The data has been accumulating. A few days later, Rogelio Ramírez de la O, Secretary of Finance, revealed from the National Palace that institutional (private) investors would contribute 49% of the equity of the new platform.

But, until last week’s interview with Undersecretary Gabriel Yorio with Bloomberg in New York, it had not been clear that the government wants all of “this to be a market instrument.” Yorio told Shery Ahn that “the financing structure for the transaction with Iberdrola is one that depends on equity and private debt.” Until then there could be doubts about the equity part. But he immediately clarified: “private equity and private debt”. This means that “the Mexican government is providing bridge funding, or a bridge loan in this – I would call it – first stage of the project.” However, “eventually we want to have a specific purpose vehicle that can take advantage of the local market or international markets.” At another point, he noted that the Treasury is “using the role of the Mexican government as an investor to provide a bridge to the loan.” Lest anyone misunderstand that there was going to be a permanent deployment of government resources here…

It is the inverse of the strategy that the Treasury has followed with Pemex. To build Dos Bocas, the government is transferring the resources to Pemex. The equity of Dos Bocas will be from Pemex. Same with Deer Park. The property title to the asset does not belong to Fonadin; much less a private fund manager. It’s from Pemex.

The timidity of the government in the Iberdrola transaction also contrasts with the courage of its unrestricted support for Pemex. “This Administration is probably the one with the most commitment to Pemex,” Yorio himself boasted in the interview with Bloomberg. “We will be there if Pemex encounters difficulties.” He was particularly clear in saying that he was not only thinking in terms of joint liability management transactions. “I have learned that with Pemex there have to be several (support) measures, not just one.”

Returning to the transaction with Iberdrola, depending on the support of private investors has significant implications for the closing of the transaction, which is not clear that it is so close to occur.
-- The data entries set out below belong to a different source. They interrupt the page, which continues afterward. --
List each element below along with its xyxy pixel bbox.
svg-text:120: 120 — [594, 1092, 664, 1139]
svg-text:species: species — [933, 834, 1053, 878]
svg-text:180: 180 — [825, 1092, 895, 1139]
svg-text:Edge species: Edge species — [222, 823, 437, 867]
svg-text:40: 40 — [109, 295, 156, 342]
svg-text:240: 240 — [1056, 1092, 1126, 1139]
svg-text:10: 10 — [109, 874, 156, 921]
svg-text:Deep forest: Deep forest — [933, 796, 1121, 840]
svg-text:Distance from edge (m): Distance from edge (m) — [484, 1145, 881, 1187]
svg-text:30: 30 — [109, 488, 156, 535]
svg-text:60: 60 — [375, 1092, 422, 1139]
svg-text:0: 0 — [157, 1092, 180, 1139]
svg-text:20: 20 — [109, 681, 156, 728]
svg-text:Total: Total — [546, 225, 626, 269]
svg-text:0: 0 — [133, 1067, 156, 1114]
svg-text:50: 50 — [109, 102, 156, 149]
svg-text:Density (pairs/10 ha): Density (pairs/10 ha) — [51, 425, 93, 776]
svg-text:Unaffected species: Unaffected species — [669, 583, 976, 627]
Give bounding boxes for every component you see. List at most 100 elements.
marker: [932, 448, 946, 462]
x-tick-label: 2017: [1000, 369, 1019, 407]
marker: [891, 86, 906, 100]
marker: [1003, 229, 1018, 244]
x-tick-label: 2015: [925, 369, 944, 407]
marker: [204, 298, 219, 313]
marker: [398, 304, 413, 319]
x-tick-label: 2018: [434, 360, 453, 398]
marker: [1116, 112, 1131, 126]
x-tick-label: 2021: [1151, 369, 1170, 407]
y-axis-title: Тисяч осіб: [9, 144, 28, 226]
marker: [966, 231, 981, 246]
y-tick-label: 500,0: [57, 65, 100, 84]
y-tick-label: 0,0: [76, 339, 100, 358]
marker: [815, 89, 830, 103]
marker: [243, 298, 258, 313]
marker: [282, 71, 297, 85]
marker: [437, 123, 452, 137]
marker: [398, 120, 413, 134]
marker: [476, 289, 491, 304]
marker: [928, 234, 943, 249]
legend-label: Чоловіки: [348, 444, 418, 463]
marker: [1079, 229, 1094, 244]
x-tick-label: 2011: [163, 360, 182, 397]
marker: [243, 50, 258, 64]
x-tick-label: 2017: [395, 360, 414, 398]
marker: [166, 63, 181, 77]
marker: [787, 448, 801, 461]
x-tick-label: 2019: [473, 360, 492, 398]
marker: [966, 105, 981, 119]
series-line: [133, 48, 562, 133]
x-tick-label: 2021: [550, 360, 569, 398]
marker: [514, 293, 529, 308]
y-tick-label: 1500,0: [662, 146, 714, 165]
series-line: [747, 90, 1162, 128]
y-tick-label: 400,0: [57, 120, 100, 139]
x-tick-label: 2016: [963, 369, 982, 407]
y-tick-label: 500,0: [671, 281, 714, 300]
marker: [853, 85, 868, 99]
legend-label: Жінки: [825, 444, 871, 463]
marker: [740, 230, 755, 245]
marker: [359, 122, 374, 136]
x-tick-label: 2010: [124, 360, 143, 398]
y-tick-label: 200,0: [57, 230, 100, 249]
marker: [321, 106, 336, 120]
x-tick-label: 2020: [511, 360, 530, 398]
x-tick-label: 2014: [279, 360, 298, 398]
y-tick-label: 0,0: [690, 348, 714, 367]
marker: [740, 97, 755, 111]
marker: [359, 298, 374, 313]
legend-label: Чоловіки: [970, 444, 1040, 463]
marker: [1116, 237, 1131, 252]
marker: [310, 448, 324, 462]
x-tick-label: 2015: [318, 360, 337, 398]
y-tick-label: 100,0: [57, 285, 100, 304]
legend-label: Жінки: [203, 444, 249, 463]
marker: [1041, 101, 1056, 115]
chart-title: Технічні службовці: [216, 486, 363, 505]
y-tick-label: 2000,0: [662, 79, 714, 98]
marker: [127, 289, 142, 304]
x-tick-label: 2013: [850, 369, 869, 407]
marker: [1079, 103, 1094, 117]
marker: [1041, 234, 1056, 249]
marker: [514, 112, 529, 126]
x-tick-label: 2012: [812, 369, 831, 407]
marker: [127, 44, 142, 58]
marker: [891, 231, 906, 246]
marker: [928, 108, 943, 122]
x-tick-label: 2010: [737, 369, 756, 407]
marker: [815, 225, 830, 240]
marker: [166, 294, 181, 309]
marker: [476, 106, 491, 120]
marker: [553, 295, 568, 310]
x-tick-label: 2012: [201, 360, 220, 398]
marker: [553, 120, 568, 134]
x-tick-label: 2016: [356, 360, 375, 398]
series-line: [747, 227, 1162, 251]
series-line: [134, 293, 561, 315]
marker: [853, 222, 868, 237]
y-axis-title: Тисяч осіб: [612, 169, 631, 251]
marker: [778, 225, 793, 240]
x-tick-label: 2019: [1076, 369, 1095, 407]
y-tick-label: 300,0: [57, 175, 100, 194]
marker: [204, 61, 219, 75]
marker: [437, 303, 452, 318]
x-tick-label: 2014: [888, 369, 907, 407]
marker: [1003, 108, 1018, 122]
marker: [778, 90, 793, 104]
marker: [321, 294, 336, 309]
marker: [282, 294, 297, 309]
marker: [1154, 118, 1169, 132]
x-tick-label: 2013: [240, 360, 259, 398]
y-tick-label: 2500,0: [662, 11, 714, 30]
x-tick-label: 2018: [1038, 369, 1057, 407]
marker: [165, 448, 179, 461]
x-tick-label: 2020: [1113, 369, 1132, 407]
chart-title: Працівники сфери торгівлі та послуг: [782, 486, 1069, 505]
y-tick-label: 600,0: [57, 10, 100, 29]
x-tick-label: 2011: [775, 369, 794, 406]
If $6 billion (or some comparable amount) needs to be lifted from the markets, tagging it specifically for the ‘new nationalization’, the high EBITDA multiples that seem implicit in asset valuations are just one of the significant challenges to overcome. . But more public detail is needed to be able to deepen the analysis.

For now, what is most notable is the very small role to which the CFE has been relegated. Not only could it not, or they did not allow it, to buy the portfolio of Mexican assets of the Spanish company that it criticized the most. If it does end up as the operator of those assets, it will effectively end up employed by the private capital that can. It’s quite ironic. Giving private investors the equity in assets that the government would operate sounds like the most extreme—and perhaps least convenient—form of privatization anyone could imagine.